Berkshire Stung by Losses in Its Stock Holdings

Berkshire Hathaway, the conglomerate run by Warren Buffett, posted its first overall quarterly loss in a year on Saturday on the falling prices of Apple and other stocks it owns, though it said improvement in its insurance operations boosted operating profit to a record.

Its wide-ranging portfolio of businesses, ranging from insurance to energy to consumer goods like See’s candies, generally fared better in the third quarter than in the same quarter a year earlier. And Berkshire’s cash stake swelled to a record $157.2 billion in the third quarter, when it sold $5.3 billion more stocks than it bought.

Berkshire also slowed repurchases of its own stock, buying back $1.1 billion in the third quarter.

Investors watch Berkshire closely because its results often reflect broader economic trends and because of Mr. Buffett’s reputation as a savvy investor.

The third-quarter net loss more than quadrupled to $12.77 billion from about $2.8 billion a year earlier.

Results included $23.5 billion in losses from investments, primarily reflecting a 12 percent decline in the stock price of Apple, in which Berkshire owned a $157 billion stake, as of Sept 30.

Berkshire’s net results swing widely from quarter to quarter because accounting rules require the company to report investment gains and losses even if it buys and sells nothing. Mr.
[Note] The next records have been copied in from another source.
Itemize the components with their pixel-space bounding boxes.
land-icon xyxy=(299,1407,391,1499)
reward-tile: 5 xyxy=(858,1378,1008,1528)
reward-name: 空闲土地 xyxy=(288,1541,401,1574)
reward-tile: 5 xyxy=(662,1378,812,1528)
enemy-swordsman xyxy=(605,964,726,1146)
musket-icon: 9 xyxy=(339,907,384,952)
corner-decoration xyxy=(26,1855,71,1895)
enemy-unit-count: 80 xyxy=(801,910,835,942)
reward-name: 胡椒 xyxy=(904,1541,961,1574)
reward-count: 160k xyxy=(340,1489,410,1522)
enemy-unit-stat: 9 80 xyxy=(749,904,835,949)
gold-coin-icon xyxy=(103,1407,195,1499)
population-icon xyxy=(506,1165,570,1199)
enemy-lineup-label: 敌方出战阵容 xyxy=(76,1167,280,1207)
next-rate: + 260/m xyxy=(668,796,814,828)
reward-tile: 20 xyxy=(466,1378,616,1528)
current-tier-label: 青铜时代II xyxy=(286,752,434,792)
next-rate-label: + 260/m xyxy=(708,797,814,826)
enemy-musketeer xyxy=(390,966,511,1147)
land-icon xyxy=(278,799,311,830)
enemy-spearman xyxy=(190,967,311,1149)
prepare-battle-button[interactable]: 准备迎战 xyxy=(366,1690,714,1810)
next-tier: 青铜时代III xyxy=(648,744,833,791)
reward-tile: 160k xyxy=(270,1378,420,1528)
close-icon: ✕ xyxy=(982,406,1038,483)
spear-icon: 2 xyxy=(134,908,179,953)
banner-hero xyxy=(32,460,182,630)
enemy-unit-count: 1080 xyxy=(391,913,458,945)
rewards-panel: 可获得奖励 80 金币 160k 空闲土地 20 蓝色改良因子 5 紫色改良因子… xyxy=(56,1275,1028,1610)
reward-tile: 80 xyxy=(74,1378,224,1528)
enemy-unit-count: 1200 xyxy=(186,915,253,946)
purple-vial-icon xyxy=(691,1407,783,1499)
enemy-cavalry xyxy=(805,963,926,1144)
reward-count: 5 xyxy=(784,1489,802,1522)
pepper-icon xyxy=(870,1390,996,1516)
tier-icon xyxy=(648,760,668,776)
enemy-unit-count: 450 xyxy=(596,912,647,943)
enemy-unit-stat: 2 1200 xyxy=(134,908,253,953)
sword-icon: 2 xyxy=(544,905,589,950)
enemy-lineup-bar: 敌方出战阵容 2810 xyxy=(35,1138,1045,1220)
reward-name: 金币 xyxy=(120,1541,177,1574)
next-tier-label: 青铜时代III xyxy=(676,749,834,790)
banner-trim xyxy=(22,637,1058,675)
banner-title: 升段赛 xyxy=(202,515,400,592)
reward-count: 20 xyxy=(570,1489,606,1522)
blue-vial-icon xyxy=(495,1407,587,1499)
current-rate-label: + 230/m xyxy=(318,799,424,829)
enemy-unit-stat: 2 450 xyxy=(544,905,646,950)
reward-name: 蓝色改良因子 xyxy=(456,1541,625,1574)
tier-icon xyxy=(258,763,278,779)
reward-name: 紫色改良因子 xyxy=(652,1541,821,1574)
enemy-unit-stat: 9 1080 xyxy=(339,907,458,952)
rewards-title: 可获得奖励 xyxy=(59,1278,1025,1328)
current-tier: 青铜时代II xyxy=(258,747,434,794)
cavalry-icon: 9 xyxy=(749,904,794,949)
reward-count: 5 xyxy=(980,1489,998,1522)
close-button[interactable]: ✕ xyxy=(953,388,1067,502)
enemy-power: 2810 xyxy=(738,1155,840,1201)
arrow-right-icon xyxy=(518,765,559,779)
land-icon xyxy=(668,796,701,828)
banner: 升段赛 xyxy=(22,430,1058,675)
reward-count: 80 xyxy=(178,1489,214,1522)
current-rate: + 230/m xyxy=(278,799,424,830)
Buffett says the resulting volatility is usually meaningless.

Operating profit rose 41 percent to $10.76 billion from $7.65 billion a year earlier.

Insurance operations generated $4.89 billion of profit, as the Geico car insurer and reinsurance businesses made money after posting losses in 2022, while rising interest rates boosted income generated from U.S. Treasuries.

Berkshire also benefited from a relatively quiet Atlantic hurricane season, which reduced catastrophe losses, unlike in 2022 when it lost $2.7 billion from Hurricane Ian.

But revenues at its BNSF freight railroad were down 15.3 percent in the quarter on lower volumes and higher non-fuel expenses. Its businesses tied to the housing market also saw declines because of rising mortgage interest rates and fewer existing homes for sale as well as a drop in demand for mortgage refinancing. Revenues from its real estate brokerage business declined 13.8 percent in the third quarter.

Berkshire also reported that revenues from its apparel and footwear businesses fell 11.2 percent on a decline in customer demand.

Mr. Buffett, 93, has run Berkshire since 1965. His $117.5 billion net worth ranks fifth worldwide according to Forbes magazine.

Berkshire shares are up 14 percent this year, matching the return of the S&P 500.